Branches will continue to maintain an important role in acquiring, retaining and serving customers across digital and physical channels. Here’s why, how, when and where.
Location still matters
While the boundary-free workplace is alive and well, consumers still value a retail banking presence. In fact, 80 per cent of consumers say branch location influences their choice of bank, according to a study by SNL Financial.
Consequently, banks that have attempted a ‘branchless’ approach or reduced their footprint too quickly have experienced brand erosion and undermined the ability for customers to complete complex interactions and transactions.
Of course, not all locations are equal. To distinguish the hits from the misses, banks can use analytics to identify large concentrations of high-touch customers and examine the cross-channel behaviours of millennials and digital natives.
When branches beat digital
When it comes to depositing, transferring or withdrawing common denominations of money, branches are no longer the go-to option. For that, consumers have smartphone apps, secure websites and strategically placed ATMs.
For everything else, customers head straight to a branch. These are useful for new account openings, point-of-sale services and hard advertising.
They are the only game in town when it comes to the in-person support needed to resolve claims or provide advice on complex, high-value transactions such as loans, mortgages and retirement investments.
This may change as technology improves and millennials become the majority of customers.
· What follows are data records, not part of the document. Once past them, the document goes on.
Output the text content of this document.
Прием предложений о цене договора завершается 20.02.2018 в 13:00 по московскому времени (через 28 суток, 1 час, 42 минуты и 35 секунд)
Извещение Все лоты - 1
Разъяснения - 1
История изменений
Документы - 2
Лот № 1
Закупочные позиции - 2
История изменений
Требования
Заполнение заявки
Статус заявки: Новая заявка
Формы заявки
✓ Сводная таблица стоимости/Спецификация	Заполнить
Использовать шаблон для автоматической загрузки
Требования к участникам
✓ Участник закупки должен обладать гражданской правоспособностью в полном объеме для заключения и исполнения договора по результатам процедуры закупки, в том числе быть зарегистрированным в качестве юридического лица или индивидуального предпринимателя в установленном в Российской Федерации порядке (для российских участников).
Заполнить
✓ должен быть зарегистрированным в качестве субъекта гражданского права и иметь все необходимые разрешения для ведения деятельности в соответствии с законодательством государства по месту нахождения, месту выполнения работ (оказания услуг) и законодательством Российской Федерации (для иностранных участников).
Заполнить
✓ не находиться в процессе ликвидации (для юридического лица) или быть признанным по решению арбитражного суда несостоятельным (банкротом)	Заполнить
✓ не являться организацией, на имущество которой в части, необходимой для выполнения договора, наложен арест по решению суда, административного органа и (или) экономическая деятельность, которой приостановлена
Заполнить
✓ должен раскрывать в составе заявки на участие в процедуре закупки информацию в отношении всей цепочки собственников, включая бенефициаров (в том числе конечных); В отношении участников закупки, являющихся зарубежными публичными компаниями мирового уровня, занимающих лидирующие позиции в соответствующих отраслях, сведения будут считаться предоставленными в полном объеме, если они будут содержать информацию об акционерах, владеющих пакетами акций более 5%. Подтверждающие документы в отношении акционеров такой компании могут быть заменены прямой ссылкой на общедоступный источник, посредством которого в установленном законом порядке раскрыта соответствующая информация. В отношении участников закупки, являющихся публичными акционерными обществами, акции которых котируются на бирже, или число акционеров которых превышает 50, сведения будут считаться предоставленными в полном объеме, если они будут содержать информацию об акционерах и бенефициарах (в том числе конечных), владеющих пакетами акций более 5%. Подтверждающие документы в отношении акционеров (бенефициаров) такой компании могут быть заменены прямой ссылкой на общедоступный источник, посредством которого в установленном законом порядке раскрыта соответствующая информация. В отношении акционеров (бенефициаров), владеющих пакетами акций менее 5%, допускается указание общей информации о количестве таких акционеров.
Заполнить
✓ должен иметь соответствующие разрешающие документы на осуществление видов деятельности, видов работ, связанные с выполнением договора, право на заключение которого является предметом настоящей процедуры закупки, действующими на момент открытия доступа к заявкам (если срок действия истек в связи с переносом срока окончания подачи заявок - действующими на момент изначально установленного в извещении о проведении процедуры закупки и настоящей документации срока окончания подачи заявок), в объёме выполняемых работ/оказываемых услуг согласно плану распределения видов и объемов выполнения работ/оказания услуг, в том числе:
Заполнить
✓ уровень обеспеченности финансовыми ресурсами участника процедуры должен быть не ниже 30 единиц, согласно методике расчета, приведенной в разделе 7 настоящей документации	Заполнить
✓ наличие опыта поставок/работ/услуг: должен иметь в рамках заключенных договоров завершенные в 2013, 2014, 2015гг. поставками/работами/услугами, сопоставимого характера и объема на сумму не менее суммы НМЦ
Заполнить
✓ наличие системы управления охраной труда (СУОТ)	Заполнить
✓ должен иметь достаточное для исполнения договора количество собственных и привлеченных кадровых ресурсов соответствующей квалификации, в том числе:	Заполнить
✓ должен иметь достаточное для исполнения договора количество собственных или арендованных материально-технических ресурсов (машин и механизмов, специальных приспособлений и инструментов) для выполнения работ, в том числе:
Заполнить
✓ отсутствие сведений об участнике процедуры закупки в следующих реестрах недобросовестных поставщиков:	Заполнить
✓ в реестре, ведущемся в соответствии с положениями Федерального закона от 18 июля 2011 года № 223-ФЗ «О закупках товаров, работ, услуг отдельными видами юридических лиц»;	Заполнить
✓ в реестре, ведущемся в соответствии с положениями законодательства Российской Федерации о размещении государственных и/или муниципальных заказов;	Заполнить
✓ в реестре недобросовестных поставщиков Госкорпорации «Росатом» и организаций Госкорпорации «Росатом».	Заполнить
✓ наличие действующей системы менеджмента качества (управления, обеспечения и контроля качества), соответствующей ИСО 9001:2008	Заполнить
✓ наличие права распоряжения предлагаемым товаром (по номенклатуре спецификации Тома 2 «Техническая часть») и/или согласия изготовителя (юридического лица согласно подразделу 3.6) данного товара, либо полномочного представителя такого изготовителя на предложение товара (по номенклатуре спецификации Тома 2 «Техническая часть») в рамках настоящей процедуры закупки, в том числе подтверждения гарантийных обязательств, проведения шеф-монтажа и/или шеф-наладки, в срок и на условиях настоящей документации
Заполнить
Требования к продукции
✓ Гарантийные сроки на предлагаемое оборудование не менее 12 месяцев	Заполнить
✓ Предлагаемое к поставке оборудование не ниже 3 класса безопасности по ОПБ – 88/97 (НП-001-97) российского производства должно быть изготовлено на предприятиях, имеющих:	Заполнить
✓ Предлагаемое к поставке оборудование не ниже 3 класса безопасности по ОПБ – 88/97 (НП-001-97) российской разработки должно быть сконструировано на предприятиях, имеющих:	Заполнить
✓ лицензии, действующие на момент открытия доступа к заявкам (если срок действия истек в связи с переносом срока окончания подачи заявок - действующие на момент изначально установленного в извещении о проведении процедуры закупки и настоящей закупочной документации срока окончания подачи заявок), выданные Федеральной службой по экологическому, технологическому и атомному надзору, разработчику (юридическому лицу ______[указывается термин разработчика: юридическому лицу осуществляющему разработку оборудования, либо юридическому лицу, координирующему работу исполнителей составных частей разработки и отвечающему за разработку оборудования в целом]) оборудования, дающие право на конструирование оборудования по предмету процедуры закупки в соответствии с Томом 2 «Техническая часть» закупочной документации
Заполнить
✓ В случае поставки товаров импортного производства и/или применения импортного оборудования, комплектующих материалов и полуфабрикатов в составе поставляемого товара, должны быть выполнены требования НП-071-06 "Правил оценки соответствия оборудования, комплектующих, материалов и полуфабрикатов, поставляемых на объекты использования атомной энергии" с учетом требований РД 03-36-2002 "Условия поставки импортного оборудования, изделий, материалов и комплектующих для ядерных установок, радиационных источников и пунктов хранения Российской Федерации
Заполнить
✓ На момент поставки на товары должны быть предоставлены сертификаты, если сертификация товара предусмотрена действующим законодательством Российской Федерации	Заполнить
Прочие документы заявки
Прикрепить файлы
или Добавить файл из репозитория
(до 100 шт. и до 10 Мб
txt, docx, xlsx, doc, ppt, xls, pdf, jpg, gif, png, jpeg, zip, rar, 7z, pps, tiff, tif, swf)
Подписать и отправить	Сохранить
But the impact will be felt several years (if not decades) from now.
Until then, branches will flourish, continue to provide credibility and remain business-critical to banks.
With branch traffic diminishing, careful analysis is needed to make economical decisions on viable locations and staffing needs.
This is where analytics can give banking executives a better understanding of changing demographics and user experience demands.
Over the next 10 years, banks will require 30 per cent fewer branches and see a 40 per cent reduction in branch real estate, according to industry gurus.
To fill the void, banks will deploy more powerful ATMs and digital kiosks to replace the majority of teller functions, particularly in low-traffic branches.
Customers will be encouraged and coached to frequent self-service digital cafes, which are already replacing branches in locations where leases or office space aren't easily exited.
What the future looks like
Fewer, smaller, smarter and more open: That's the future of retail bank branches.
Instead of stationary tellers standing behind barriers, roaming bankers will move from one location to another, depending on customer need. More automated kiosks and digital signage will be put in place. Less transactional work will be performed by personal bankers in favour of high-value sales and financial advice.
For high-touch customers, banks will turn more and more to customer relationship management software to improve return on investment (ROI) at expensive physical channels, from tracking and funnelling their interactions, to automating the appropriate services.
Some branches have even experimented with geo-location services to contextualise in-person appointments after identifying customers via their smartphones.
Clearly, this is just a glimpse into the future of branch banking. Since not everything can or should be done digitally, branches will continue to play an important role, albeit in limited and smaller-scale doses.
Whatever happens, both banks and customers stand to gain, so long as the evolving services can be accomplished flawlessly between both digital self-service and relevant branches.